Hussain Shakir, Malik Shahbaz S, Budair Basil, Prakash Divya
The Royal Orthopaedic Hospital Birmingham, UK.
Worcester Royal Hospital, UK.
J Clin Orthop Trauma. 2022 Jun 20;31:101927. doi: 10.1016/j.jcot.2022.101927. eCollection 2022 Aug.
This study aimed to evaluate if the acetabulum's conservative reaming with preservation of the medial acetabular bone and anatomic placement of the acetabular implant in cementless total hip arthroplasty (THA) has any adverse effect on the radiological outcome, long term implant survival and patient satisfaction.
106 consecutive patients were identified from a single surgeon practice who underwent cementless THA from 2005 to 2010. Twenty-one were lost to follow up, and five patients died unrelated to THA. Eighty patients were available for the study. The mean follow-up was 8.6 years (range 5.7-11.6). The mean age was 61.9 years. Immediate pre- and postoperative radiographs were reviewed to calculate combined offset (Acetabular offset - AO, plus Femoral offset - FO). Implant failure, aseptic loosening, revision surgery, patient satisfaction and complications were assessed on long-term follow-up.
Acetabular component survival was 100% with no aseptic failure.

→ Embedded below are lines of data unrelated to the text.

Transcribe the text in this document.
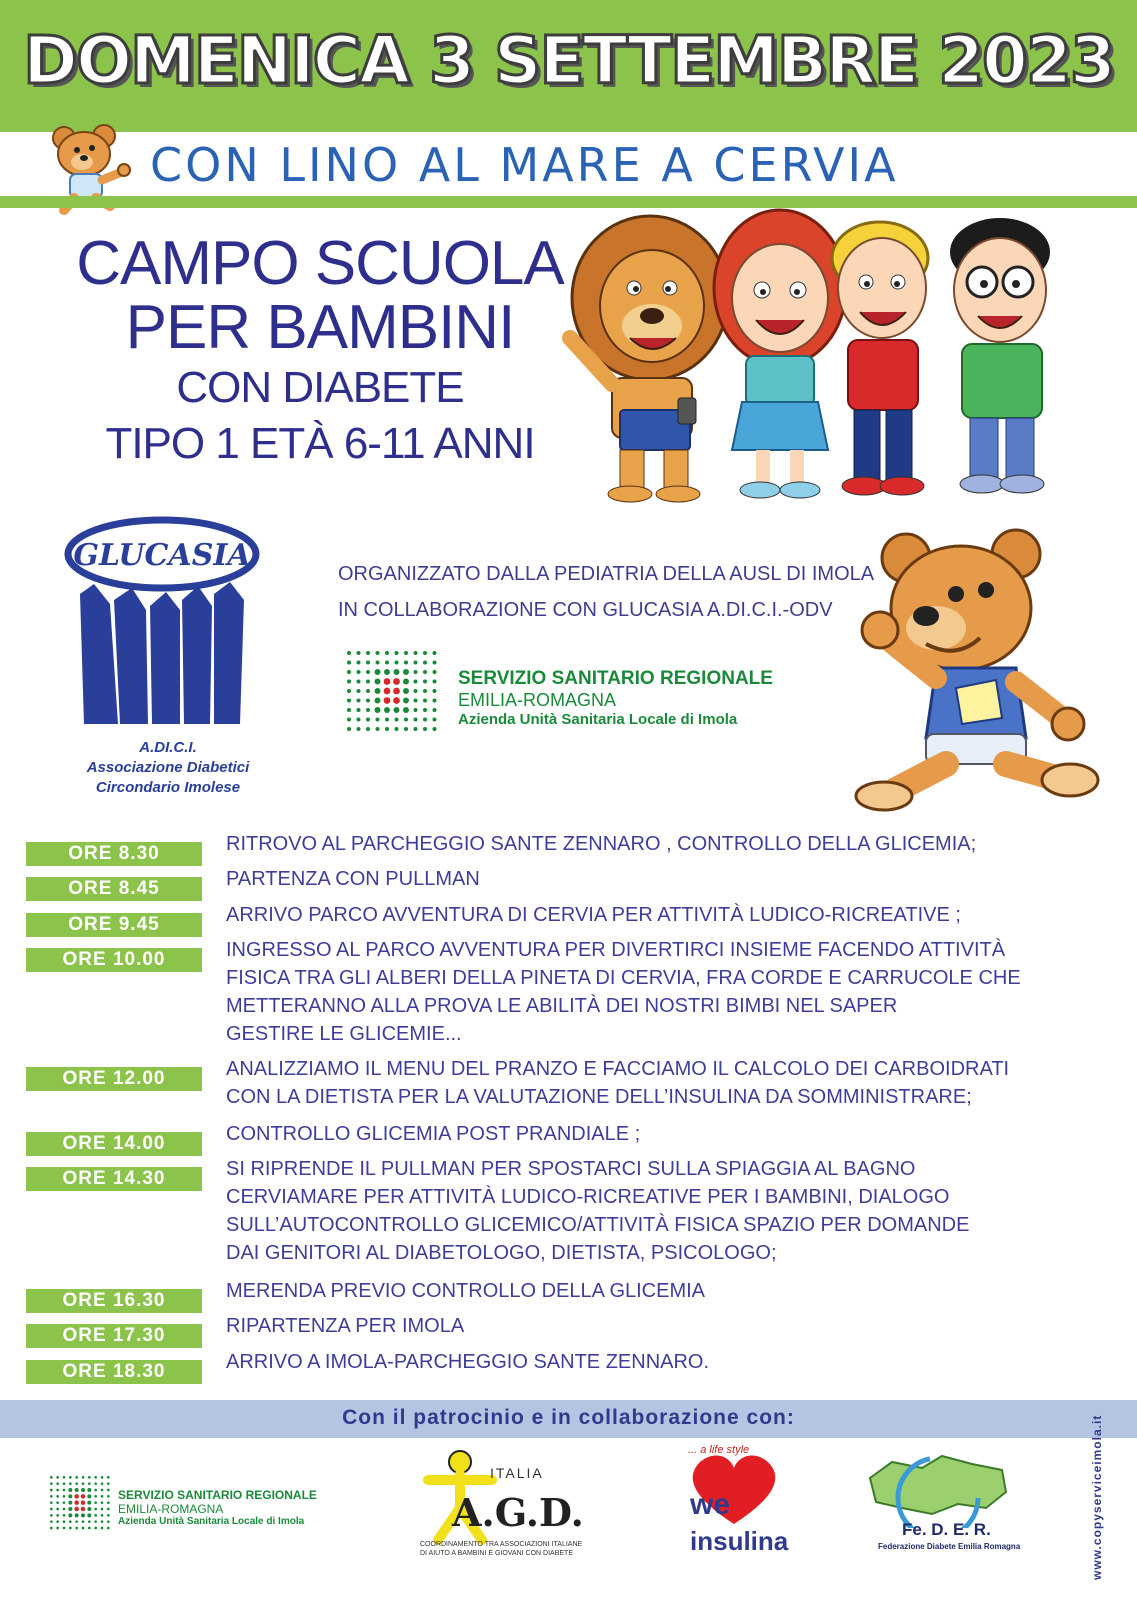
DOMENICA 3 SETTEMBRE 2023
CON LINO AL MARE A CERVIA
CAMPO SCUOLA
PER BAMBINI
CON DIABETE
TIPO 1 ETÀ 6-11 ANNI
GLUCASIA
A.DI.C.I.
Associazione Diabetici
Circondario Imolese
ORGANIZZATO DALLA PEDIATRIA DELLA AUSL DI IMOLA
IN COLLABORAZIONE CON GLUCASIA A.DI.C.I.-ODV
SERVIZIO SANITARIO REGIONALE
EMILIA-ROMAGNA
Azienda Unità Sanitaria Locale di Imola
ORE 8.30	RITROVO AL PARCHEGGIO SANTE ZENNARO , CONTROLLO DELLA GLICEMIA;
ORE 8.45	PARTENZA CON PULLMAN
ORE 9.45	ARRIVO PARCO AVVENTURA DI CERVIA PER ATTIVITÀ LUDICO-RICREATIVE ;
ORE 10.00	INGRESSO AL PARCO AVVENTURA PER DIVERTIRCI INSIEME FACENDO ATTIVITÀ
FISICA TRA GLI ALBERI DELLA PINETA DI CERVIA, FRA CORDE E CARRUCOLE CHE
METTERANNO ALLA PROVA LE ABILITÀ DEI NOSTRI BIMBI NEL SAPER
GESTIRE LE GLICEMIE...
ORE 12.00	ANALIZZIAMO IL MENU DEL PRANZO E FACCIAMO IL CALCOLO DEI CARBOIDRATI
CON LA DIETISTA PER LA VALUTAZIONE DELL’INSULINA DA SOMMINISTRARE;
ORE 14.00	CONTROLLO GLICEMIA POST PRANDIALE ;
ORE 14.30	SI RIPRENDE IL PULLMAN PER SPOSTARCI SULLA SPIAGGIA AL BAGNO
CERVIAMARE PER ATTIVITÀ LUDICO-RICREATIVE PER I BAMBINI, DIALOGO
SULL’AUTOCONTROLLO GLICEMICO/ATTIVITÀ FISICA SPAZIO PER DOMANDE
DAI GENITORI AL DIABETOLOGO, DIETISTA, PSICOLOGO;
ORE 16.30	MERENDA PREVIO CONTROLLO DELLA GLICEMIA
ORE 17.30	RIPARTENZA PER IMOLA
ORE 18.30	ARRIVO A IMOLA-PARCHEGGIO SANTE ZENNARO.
Con il patrocinio e in collaborazione con:
SERVIZIO SANITARIO REGIONALE
EMILIA-ROMAGNA
Azienda Unità Sanitaria Locale di Imola
ITALIA
A.G.D.
COORDINAMENTO TRA ASSOCIAZIONI ITALIANE
DI AIUTO A BAMBINI E GIOVANI CON DIABETE
... a life style
we
insulina	Fe. D. E. R.
Federazione Diabete Emilia Romagna	www.copyserviceimola.it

None of the patients had revision surgery for any cause. The mean difference in the acetabular offset and combined offset postoperatively was within 3 mm. One patient had a dislocation, and one had a prosthetic joint infection (PJI). 95% of the patients in this series would recommend the hip replacement procedure to others, with a mean satisfaction score of 8.7 (range; 1-10).
Conservative acetabular reaming with preservation of medial acetabulum bone with the anatomic placement of the acetabular implant in cementless THA is safe with no adverse effects on implant survival and patient satisfaction. It offers the advantage of preserving the patient's bone stock, which would potentially be of significant advantage to the patient and the surgeon in case of revision arthroplasty.
本研究旨在评估在非骨水泥型全髋关节置换术(THA)中,保留髋臼内侧骨质进行髋臼保守扩髓以及髋臼假体的解剖学放置是否会对影像学结果、长期假体生存率和患者满意度产生任何不良影响。
从一位外科医生的手术记录中筛选出2005年至2010年间连续接受非骨水泥型THA的106例患者。21例失访,5例患者死于与THA无关的原因。80例患者可供研究。平均随访时间为8.6年(范围5.7 - 11.6年)。平均年龄为61.9岁。回顾术前和术后即刻的X线片以计算联合偏移(髋臼偏移 - AO加上股骨偏移 - FO)。在长期随访中评估假体失败、无菌性松动、翻修手术、患者满意度和并发症。
髋臼组件生存率为100%,无无菌性失败。所有患者均未因任何原因进行翻修手术。术后髋臼偏移和联合偏移的平均差异在3毫米以内。1例患者发生脱位,1例发生假体关节感染(PJI)。该系列中95%的患者会向他人推荐髋关节置换手术,平均满意度评分为8.7(范围1 - 10)。
在非骨水泥型THA中,保留髋臼内侧骨质进行髋臼保守扩髓并将髋臼假体进行解剖学放置是安全的,对假体生存率和患者满意度无不良影响。它具有保留患者骨量的优势,这在翻修关节置换术时可能对患者和外科医生具有显著优势。